Admitted "first-generation white trash" comedian Kyle Kinane
Admitted "first-generation white trash" comedian Kyle Kinane

Pete Holmes

Disconcerting fact about Pete Holmes: he voices the baby on those irritating E-Trade commercials. Other than that, though, he’s a pretty engaging comedian who seems comfortable in his neurotic skin. Unlike his glum, lethargic peers, Holmes sweats for his jokes, yukking it up and welcoming his audience into a progressively more interactive set. On his 2011 album, Impregnated With Wonder, he comes across as a 32-year-old white male bitterly shaking his fist at a broken world—then realizing he’s only got 32-year-old-white-male problems and making fun of himself because it’s the right thing to do. Holmes’s animated, sometimes exasperated material touches on having to pretend to like museums and how Facebook has gone out of its way to make privacy uncool. His ability to seem genuinely verklempt with each joke—completely shocked by society’s conventions—hooks us; we help him build his shoddy bridge of logic and cross it with him, laughing and nodding and thinking, “Yes, you’re right, Pete, having Google on smartphones really is ruining lives.” Fri-Sat 10/5-10/6, 8 and 10 PM, Lincoln Lodge, 4008 N. Lincoln, 773-251-1539, thelincolnlodge.com, $15.

Mike Birbiglia
Mike Birbiglia

Mike Birbiglia

I learned long ago never to strap myself into a spinning carnival ride. All it gets you is a dizzy headache and puke everywhere, on everyone. Mike Birbiglia had to learn that lesson the hard way, by heaving up soda and cotton candy while riding the Scrambler during his first boy-girl date, in seventh grade. Vomit plus time equaling comedy, the episode makes for a funny yarn when he tells it as part of his latest comic monologue, My Girlfriend’s Boyfriend.

Birbilgia will perform Boyfriend here in October, when he makes good on his promise to return to Chicago after having canceled his Just for Laughs Festival shows last June. The piece is a sequel to his wildly popular Sleepwalk With Me (which became a book and now a movie) and follows him through a series of coming-of-age—and of-age—blunders involving the opposite sex. Onstage, Birbiglia radiates a self-deprecating sweetness, taking jabs at his own ineptitude on subjects that range from teenage make-out sessions to meeting the titular, actually pretty cool boyfriend (surprise!). It’s cute, honest, and embarrassing—and Birbiglia gets palpable enjoyment from retelling it all. 10/25-10/29: Tue-Thu 7:30 PM, Fri-Sat 7:30 and 10 PM, Victory Gardens Biograph Theater, 2433 N. Lincoln, 773-871-3000, girlfriendsboyfriend.com, $45.

Kyle Kinane

Do three minutes on the Facebook fan page for Red Lobster’s life-affirming cheddar bay biscuits and chances are solid I’m going to buy whatever you’re selling. Former Chicagoan Kyle Kinane is every stoner dude’s dude, working a comedy-club crowd the same way your funny friend used to work the round table of burnouts that huddled in your parents’ dank basement, bong in tow, every day after high school. A little gruff, a little slovenly, and quite possibly a little ripped most of the time, Kinane deals in resignation, waxing eloquent, for instance, on the sense of defeat one feels on receiving an unsliced Domino’s pizza in error and realizing that one is just going to have to fold the whole thing up like a big “Italian taco” and force it down.

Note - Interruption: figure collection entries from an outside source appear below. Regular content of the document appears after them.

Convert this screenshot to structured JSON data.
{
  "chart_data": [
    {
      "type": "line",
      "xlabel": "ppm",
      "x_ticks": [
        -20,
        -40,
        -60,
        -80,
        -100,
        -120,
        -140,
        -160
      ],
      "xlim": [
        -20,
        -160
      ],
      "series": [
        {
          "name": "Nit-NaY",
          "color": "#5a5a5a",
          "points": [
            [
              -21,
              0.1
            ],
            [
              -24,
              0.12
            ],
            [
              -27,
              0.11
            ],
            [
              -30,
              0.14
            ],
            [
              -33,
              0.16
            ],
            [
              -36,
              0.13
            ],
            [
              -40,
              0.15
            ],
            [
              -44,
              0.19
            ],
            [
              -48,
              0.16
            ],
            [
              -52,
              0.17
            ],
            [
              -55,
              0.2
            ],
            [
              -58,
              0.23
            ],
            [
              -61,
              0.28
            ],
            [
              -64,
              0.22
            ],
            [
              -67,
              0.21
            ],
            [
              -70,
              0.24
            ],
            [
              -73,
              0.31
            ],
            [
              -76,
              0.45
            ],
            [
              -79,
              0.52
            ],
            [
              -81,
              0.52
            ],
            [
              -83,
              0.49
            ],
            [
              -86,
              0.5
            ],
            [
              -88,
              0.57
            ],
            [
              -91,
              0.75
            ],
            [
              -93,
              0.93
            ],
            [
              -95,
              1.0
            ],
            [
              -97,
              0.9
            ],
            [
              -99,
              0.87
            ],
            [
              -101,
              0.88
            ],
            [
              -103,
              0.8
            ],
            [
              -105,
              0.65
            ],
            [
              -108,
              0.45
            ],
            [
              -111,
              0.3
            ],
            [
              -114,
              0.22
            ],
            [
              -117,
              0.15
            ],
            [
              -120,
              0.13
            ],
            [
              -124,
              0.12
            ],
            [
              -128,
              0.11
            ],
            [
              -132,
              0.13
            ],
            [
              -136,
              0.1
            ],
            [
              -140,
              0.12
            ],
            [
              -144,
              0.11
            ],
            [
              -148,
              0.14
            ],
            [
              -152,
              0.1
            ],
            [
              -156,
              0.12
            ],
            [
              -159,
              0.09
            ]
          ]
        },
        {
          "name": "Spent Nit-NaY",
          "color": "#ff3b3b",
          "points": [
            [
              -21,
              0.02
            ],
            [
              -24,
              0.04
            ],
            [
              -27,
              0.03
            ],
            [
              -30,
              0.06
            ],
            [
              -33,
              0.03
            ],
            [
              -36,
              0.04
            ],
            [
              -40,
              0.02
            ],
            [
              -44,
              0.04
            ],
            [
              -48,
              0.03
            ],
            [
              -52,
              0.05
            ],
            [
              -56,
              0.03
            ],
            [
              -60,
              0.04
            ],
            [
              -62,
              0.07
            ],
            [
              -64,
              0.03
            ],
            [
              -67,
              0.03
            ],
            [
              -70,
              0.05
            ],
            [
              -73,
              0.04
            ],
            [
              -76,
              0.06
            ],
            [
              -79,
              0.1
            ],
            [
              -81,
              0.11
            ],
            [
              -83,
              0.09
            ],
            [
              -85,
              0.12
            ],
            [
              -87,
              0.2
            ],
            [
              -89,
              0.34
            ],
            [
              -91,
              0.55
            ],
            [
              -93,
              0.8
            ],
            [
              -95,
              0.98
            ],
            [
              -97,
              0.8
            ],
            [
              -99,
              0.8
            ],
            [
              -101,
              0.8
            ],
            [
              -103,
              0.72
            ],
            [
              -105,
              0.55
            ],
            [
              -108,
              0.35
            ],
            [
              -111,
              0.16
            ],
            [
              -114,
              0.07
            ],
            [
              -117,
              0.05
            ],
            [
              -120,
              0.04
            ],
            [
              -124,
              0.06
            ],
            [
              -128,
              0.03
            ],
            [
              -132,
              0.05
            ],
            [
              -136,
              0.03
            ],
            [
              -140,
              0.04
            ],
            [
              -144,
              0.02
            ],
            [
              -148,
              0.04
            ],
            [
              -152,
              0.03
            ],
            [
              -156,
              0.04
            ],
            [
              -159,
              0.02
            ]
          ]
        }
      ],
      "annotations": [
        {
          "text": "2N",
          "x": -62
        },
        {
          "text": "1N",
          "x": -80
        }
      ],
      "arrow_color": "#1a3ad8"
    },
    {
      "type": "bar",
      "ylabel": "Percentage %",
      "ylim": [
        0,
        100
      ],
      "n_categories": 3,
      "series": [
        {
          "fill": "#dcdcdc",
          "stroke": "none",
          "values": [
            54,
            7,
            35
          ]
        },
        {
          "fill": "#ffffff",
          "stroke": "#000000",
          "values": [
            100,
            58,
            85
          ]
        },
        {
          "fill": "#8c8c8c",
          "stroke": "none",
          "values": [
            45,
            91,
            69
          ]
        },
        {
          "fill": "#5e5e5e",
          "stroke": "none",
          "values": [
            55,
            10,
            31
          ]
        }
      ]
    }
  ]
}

When I saw Kinane at Just for Laughs this summer, he was in heavy futility mode, because if you’re a self-admitted mess—”first-generation white trash,” he says—the happy times are inevitably followed by dark consequences. Kinane plays with and pokes at that irony. 11/15-11/18: Thu and Sun 8 PM, Fri-Sat 8 and 10:30 PM, Up Comedy Club, 230 W. North, 312-662-4562, upcomedyclub.com, $20.